Democracias à La carte
Se uma pessoa desavisada chegasse hoje ao Brasil, sem nenhuma informação sobre o país, e tentasse entender os debates políticos que frequentam a mídia e inundam as redes sociais ficaria, no mínimo, confusa. Todos manifestantes dizem defender a democracia. Nesse ponto parece não haver divergências. No entanto, enquanto uns denunciam os abusos do presidente Bolsonaro que estão corroendo as instituições e colocando em risco o regime democrático, outros, como o próprio presidente, ao contrário, acusam as oposições por não respeitarem as liberdades individuais garantidas na Constituição e por quererem impedi-lo de governar.

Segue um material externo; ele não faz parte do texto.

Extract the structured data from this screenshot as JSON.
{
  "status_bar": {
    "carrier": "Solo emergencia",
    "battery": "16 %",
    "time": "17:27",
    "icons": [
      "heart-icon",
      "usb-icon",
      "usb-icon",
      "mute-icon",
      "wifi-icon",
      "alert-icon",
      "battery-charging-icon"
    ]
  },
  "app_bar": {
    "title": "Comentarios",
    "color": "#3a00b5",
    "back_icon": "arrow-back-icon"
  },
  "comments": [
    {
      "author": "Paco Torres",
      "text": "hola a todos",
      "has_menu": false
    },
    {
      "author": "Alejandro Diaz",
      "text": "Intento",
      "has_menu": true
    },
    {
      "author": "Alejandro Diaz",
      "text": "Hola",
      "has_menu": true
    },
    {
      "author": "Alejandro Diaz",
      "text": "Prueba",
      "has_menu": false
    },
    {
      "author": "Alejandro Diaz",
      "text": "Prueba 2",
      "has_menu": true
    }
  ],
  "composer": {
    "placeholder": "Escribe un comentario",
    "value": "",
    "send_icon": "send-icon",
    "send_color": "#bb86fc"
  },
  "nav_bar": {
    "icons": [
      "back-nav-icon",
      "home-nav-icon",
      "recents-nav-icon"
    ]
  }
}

Democracia parece haver para todos os gostos, tanto para os que querem manter os princípios estabelecidos na lei e as normas oriundas da Constituição, que sustentam a separação e a independência dos Poderes, a organização federativa da República e o Estado de direito, quanto para os que imaginam uma democracia customizada conforme seus interesses.
Na extrema esquerda, por exemplo, na tradição leninista a democracia estaria subordinada ao partido único, sem liberdade de expressão. A experiência brasileira recente evidencia que na democracia à moda petista a hegemonia é do Partido dos Trabalhadores e os fins justificam os meios para atingi-los.

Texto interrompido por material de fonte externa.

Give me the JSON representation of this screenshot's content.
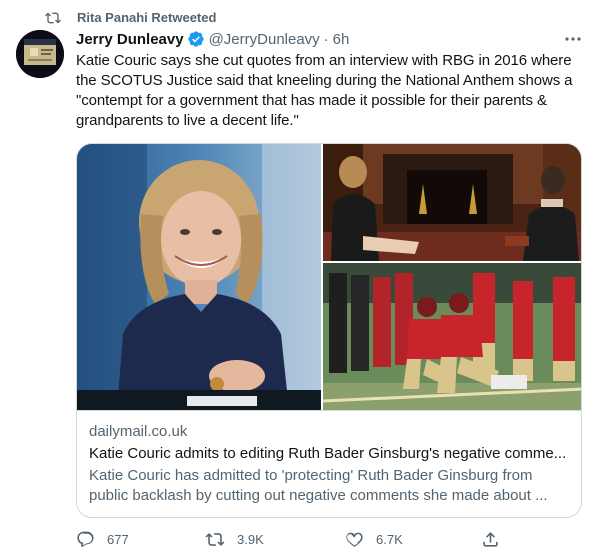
{
  "retweet": {
    "label": "Rita Panahi Retweeted",
    "icon": "retweet-icon"
  },
  "author": {
    "name": "Jerry Dunleavy",
    "handle": "@JerryDunleavy",
    "separator": "·",
    "time": "6h",
    "verified": true,
    "avatar_text": "Washington Examiner"
  },
  "tweet": {
    "text": "Katie Couric says she cut quotes from an interview with RBG in 2016 where the SCOTUS Justice said that kneeling during the National Anthem shows a \"contempt for a government that has made it possible for their parents & grandparents to live a decent life.\""
  },
  "link_card": {
    "domain": "dailymail.co.uk",
    "title": "Katie Couric admits to editing Ruth Bader Ginsburg's negative comme...",
    "description": "Katie Couric has admitted to 'protecting' Ruth Bader Ginsburg from public backlash by cutting out negative comments she made about ..."
  },
  "actions": {
    "reply_count": "677",
    "retweet_count": "3.9K",
    "like_count": "6.7K"
  },
  "colors": {
    "text_primary": "#0f1419",
    "text_secondary": "#536471",
    "verified_blue": "#1d9bf0",
    "border": "#cfd9de"
  }
}
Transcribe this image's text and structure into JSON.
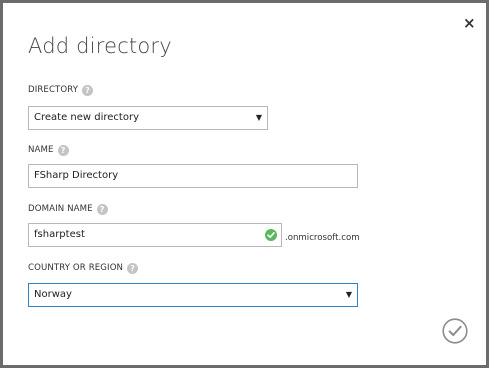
{
  "dialog": {
    "title": "Add directory",
    "close_glyph": "×",
    "confirm_icon": "checkmark-circle-icon"
  },
  "fields": {
    "directory": {
      "label": "DIRECTORY",
      "value": "Create new directory",
      "caret": "▼"
    },
    "name": {
      "label": "NAME",
      "value": "FSharp Directory"
    },
    "domain_name": {
      "label": "DOMAIN NAME",
      "value": "fsharptest",
      "suffix": ".onmicrosoft.com",
      "status_icon": "valid-check-icon"
    },
    "country": {
      "label": "COUNTRY OR REGION",
      "value": "Norway",
      "caret": "▼"
    }
  },
  "help_glyph": "?",
  "colors": {
    "overlay": "#6b6b6b",
    "focus_border": "#2f82c4",
    "valid_green": "#5cb85c",
    "help_gray": "#c4c4c4"
  }
}
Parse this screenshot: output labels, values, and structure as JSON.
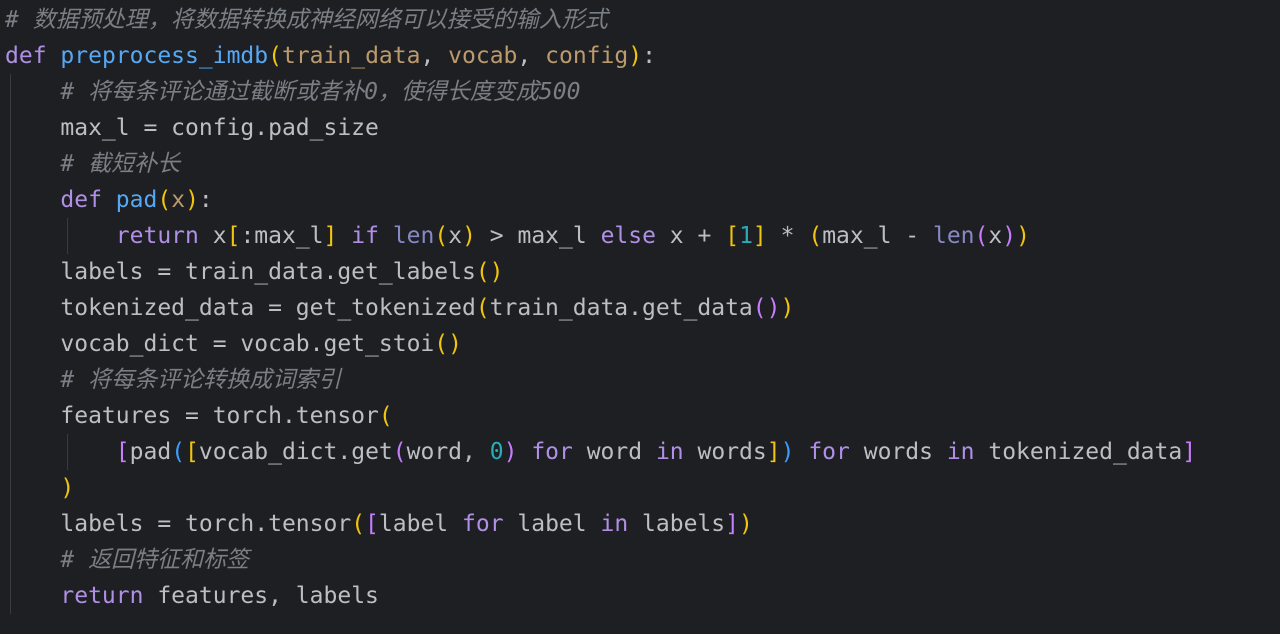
{
  "code": {
    "language": "python",
    "lines": [
      {
        "tokens": [
          {
            "t": "# 数据预处理，将数据转换成神经网络可以接受的输入形式",
            "c": "c"
          }
        ]
      },
      {
        "tokens": [
          {
            "t": "def",
            "c": "kw"
          },
          {
            "t": " "
          },
          {
            "t": "preprocess_imdb",
            "c": "f"
          },
          {
            "t": "(",
            "c": "y"
          },
          {
            "t": "train_data",
            "c": "pa"
          },
          {
            "t": ", "
          },
          {
            "t": "vocab",
            "c": "pa"
          },
          {
            "t": ", "
          },
          {
            "t": "config",
            "c": "pa"
          },
          {
            "t": ")",
            "c": "y"
          },
          {
            "t": ":"
          }
        ]
      },
      {
        "tokens": [
          {
            "t": "    "
          },
          {
            "t": "# 将每条评论通过截断或者补0，使得长度变成500",
            "c": "c"
          }
        ]
      },
      {
        "tokens": [
          {
            "t": "    max_l = config.pad_size"
          }
        ]
      },
      {
        "tokens": [
          {
            "t": "    "
          },
          {
            "t": "# 截短补长",
            "c": "c"
          }
        ]
      },
      {
        "tokens": [
          {
            "t": "    "
          },
          {
            "t": "def",
            "c": "kw"
          },
          {
            "t": " "
          },
          {
            "t": "pad",
            "c": "f"
          },
          {
            "t": "(",
            "c": "y"
          },
          {
            "t": "x",
            "c": "pa"
          },
          {
            "t": ")",
            "c": "y"
          },
          {
            "t": ":"
          }
        ]
      },
      {
        "tokens": [
          {
            "t": "        "
          },
          {
            "t": "return",
            "c": "kw"
          },
          {
            "t": " x"
          },
          {
            "t": "[",
            "c": "y"
          },
          {
            "t": ":max_l"
          },
          {
            "t": "]",
            "c": "y"
          },
          {
            "t": " "
          },
          {
            "t": "if",
            "c": "kw"
          },
          {
            "t": " "
          },
          {
            "t": "len",
            "c": "bi"
          },
          {
            "t": "(",
            "c": "y"
          },
          {
            "t": "x"
          },
          {
            "t": ")",
            "c": "y"
          },
          {
            "t": " > max_l "
          },
          {
            "t": "else",
            "c": "kw"
          },
          {
            "t": " x + "
          },
          {
            "t": "[",
            "c": "y"
          },
          {
            "t": "1",
            "c": "n"
          },
          {
            "t": "]",
            "c": "y"
          },
          {
            "t": " * "
          },
          {
            "t": "(",
            "c": "y"
          },
          {
            "t": "max_l - "
          },
          {
            "t": "len",
            "c": "bi"
          },
          {
            "t": "(",
            "c": "m"
          },
          {
            "t": "x"
          },
          {
            "t": ")",
            "c": "m"
          },
          {
            "t": ")",
            "c": "y"
          }
        ]
      },
      {
        "tokens": [
          {
            "t": "    labels = train_data.get_labels"
          },
          {
            "t": "()",
            "c": "y"
          }
        ]
      },
      {
        "tokens": [
          {
            "t": "    tokenized_data = get_tokenized"
          },
          {
            "t": "(",
            "c": "y"
          },
          {
            "t": "train_data.get_data"
          },
          {
            "t": "()",
            "c": "m"
          },
          {
            "t": ")",
            "c": "y"
          }
        ]
      },
      {
        "tokens": [
          {
            "t": "    vocab_dict = vocab.get_stoi"
          },
          {
            "t": "()",
            "c": "y"
          }
        ]
      },
      {
        "tokens": [
          {
            "t": "    "
          },
          {
            "t": "# 将每条评论转换成词索引",
            "c": "c"
          }
        ]
      },
      {
        "tokens": [
          {
            "t": "    features = torch.tensor"
          },
          {
            "t": "(",
            "c": "y"
          }
        ]
      },
      {
        "tokens": [
          {
            "t": "        "
          },
          {
            "t": "[",
            "c": "m"
          },
          {
            "t": "pad"
          },
          {
            "t": "(",
            "c": "b"
          },
          {
            "t": "[",
            "c": "y"
          },
          {
            "t": "vocab_dict.get"
          },
          {
            "t": "(",
            "c": "m"
          },
          {
            "t": "word, "
          },
          {
            "t": "0",
            "c": "n"
          },
          {
            "t": ")",
            "c": "m"
          },
          {
            "t": " "
          },
          {
            "t": "for",
            "c": "kw"
          },
          {
            "t": " word "
          },
          {
            "t": "in",
            "c": "kw"
          },
          {
            "t": " words"
          },
          {
            "t": "]",
            "c": "y"
          },
          {
            "t": ")",
            "c": "b"
          },
          {
            "t": " "
          },
          {
            "t": "for",
            "c": "kw"
          },
          {
            "t": " words "
          },
          {
            "t": "in",
            "c": "kw"
          },
          {
            "t": " tokenized_data"
          },
          {
            "t": "]",
            "c": "m"
          }
        ]
      },
      {
        "tokens": [
          {
            "t": "    "
          },
          {
            "t": ")",
            "c": "y"
          }
        ]
      },
      {
        "tokens": [
          {
            "t": "    labels = torch.tensor"
          },
          {
            "t": "(",
            "c": "y"
          },
          {
            "t": "[",
            "c": "m"
          },
          {
            "t": "label "
          },
          {
            "t": "for",
            "c": "kw"
          },
          {
            "t": " label "
          },
          {
            "t": "in",
            "c": "kw"
          },
          {
            "t": " labels"
          },
          {
            "t": "]",
            "c": "m"
          },
          {
            "t": ")",
            "c": "y"
          }
        ]
      },
      {
        "tokens": [
          {
            "t": "    "
          },
          {
            "t": "# 返回特征和标签",
            "c": "c"
          }
        ]
      },
      {
        "tokens": [
          {
            "t": "    "
          },
          {
            "t": "return",
            "c": "kw"
          },
          {
            "t": " features, labels"
          }
        ]
      }
    ]
  },
  "colors": {
    "background": "#1e1f22",
    "comment": "#7a7e85",
    "keyword": "#b08fe6",
    "function": "#56a8f5",
    "parameter": "#bc9a6d",
    "number": "#2aacb8",
    "bracket_1": "#f1c40f",
    "bracket_2": "#c77dff",
    "bracket_3": "#3d9cff",
    "text": "#bcbec4"
  }
}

Na extrema direita, por seu lado, o fascismo e o nazismo fizeram do Estado instrumento de dominação, sem respeito às liberdades individuais. Aqui, está em formação um modelo, personalista, sem vínculo com partidos políticos e com o poder concentrado na pessoa do presidente e de seu entourage. É a democracia à moda Bolsonarista. As instituições são ameaçadas diariamente pelo presidente que tenta submeter o Estado aos seus desejos e caprichos, nos mínimos detalhes. Que digam as Ilonas e Luanas.
O momento atual é muito grave. A pandemia segue ceifando vidas e causando desesperança, a economia navega ao sabor das ondas do mercado e o governo está todo mobilizado para as eleições do próximo ano. O presidente Bolsonaro não administra para todos, mas reivindica expressar o desejo da maioria da população, promovendo passeatas de moto e cavalgadas pelas ruas das capitais em uma falsa demonstração de defesa da liberdade; liberdade que ele desrespeita. Que digam as jornalistas agredidas, Vera, Patrícia e Daniela.

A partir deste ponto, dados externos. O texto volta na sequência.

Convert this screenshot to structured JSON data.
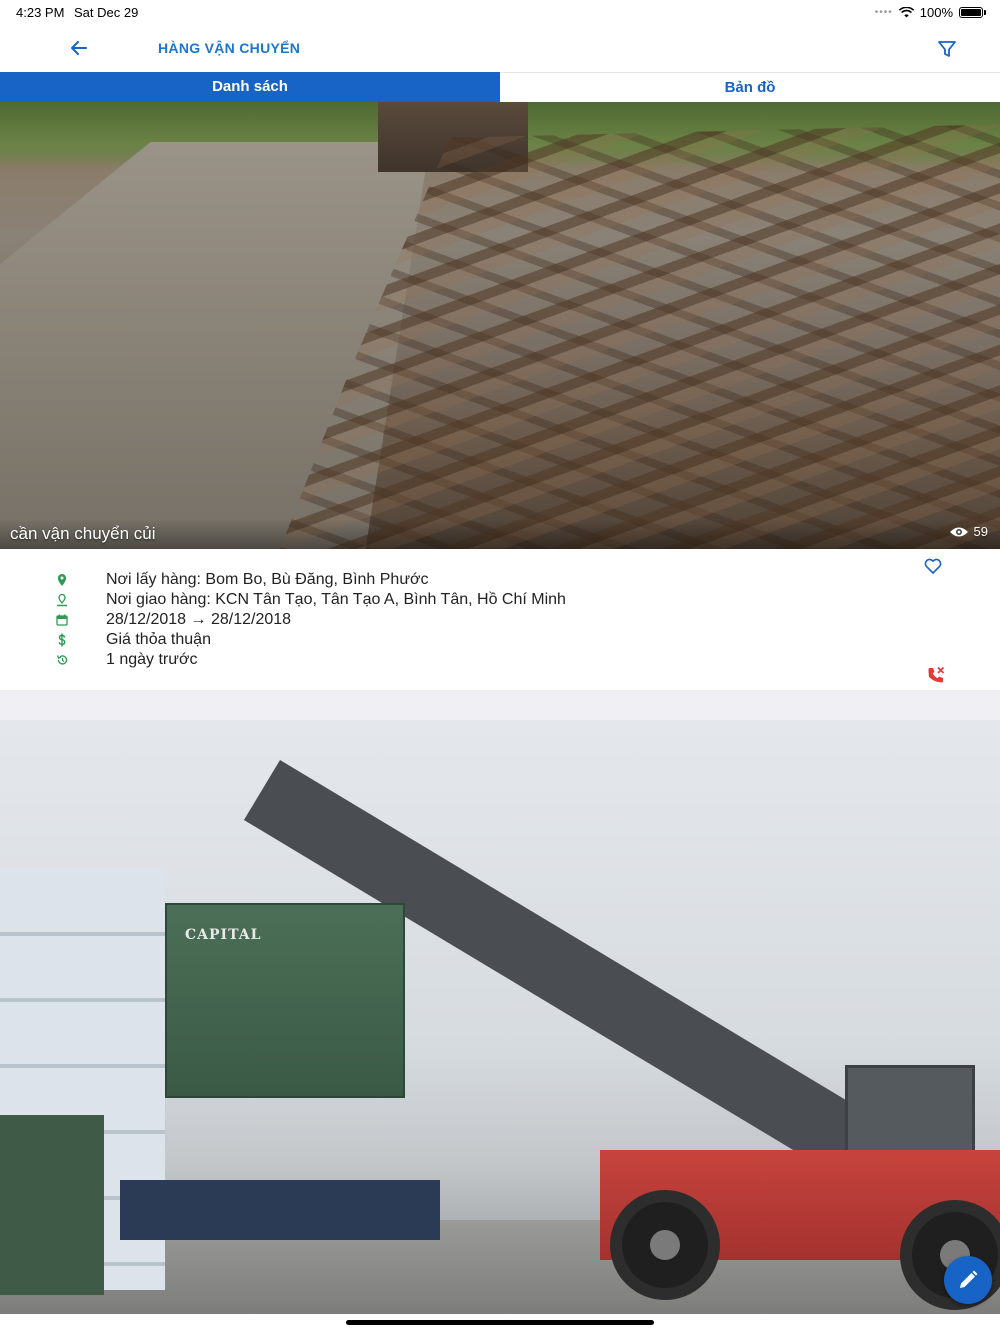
{
  "status_bar": {
    "time": "4:23 PM",
    "date": "Sat Dec 29",
    "battery": "100%"
  },
  "header": {
    "title": "HÀNG VẬN CHUYỂN",
    "back_icon": "arrow-left-icon",
    "filter_icon": "filter-icon"
  },
  "tabs": [
    {
      "label": "Danh sách",
      "active": true
    },
    {
      "label": "Bản đồ",
      "active": false
    }
  ],
  "listings": [
    {
      "title": "cần vận chuyển củi",
      "views": "59",
      "pickup": "Nơi lấy hàng: Bom Bo, Bù Đăng, Bình Phước",
      "delivery": "Nơi giao hàng: KCN Tân Tạo, Tân Tạo A, Bình Tân, Hồ Chí Minh",
      "dates": "28/12/2018 → 28/12/2018",
      "price": "Giá thỏa thuận",
      "posted": "1 ngày trước"
    },
    {
      "container_label": "CAPITAL"
    }
  ],
  "colors": {
    "brand": "#1763c6",
    "detail_icon": "#2e9b52",
    "phone": "#e53935"
  }
}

Fora do contrato em vigor, detalhado na Constituição de 1988, qualquer outra interpretação de democracia é, na verdade, uma forma de autocracia, que restringe as liberdades e compromete o bem-estar coletivo.
No ambiente atual de radicalização, a eleição presidencial de 2022 caminha para escolha de qual autocracia não queremos. O Brasil merece coisa melhor. Valha-nos Deus!
*Dedico esta coluna à memória do ensaísta social-liberal José Guilherme Merquior, cujo nascimento há oitenta anos e morte há trinta não deveriam ficar no esquecimento.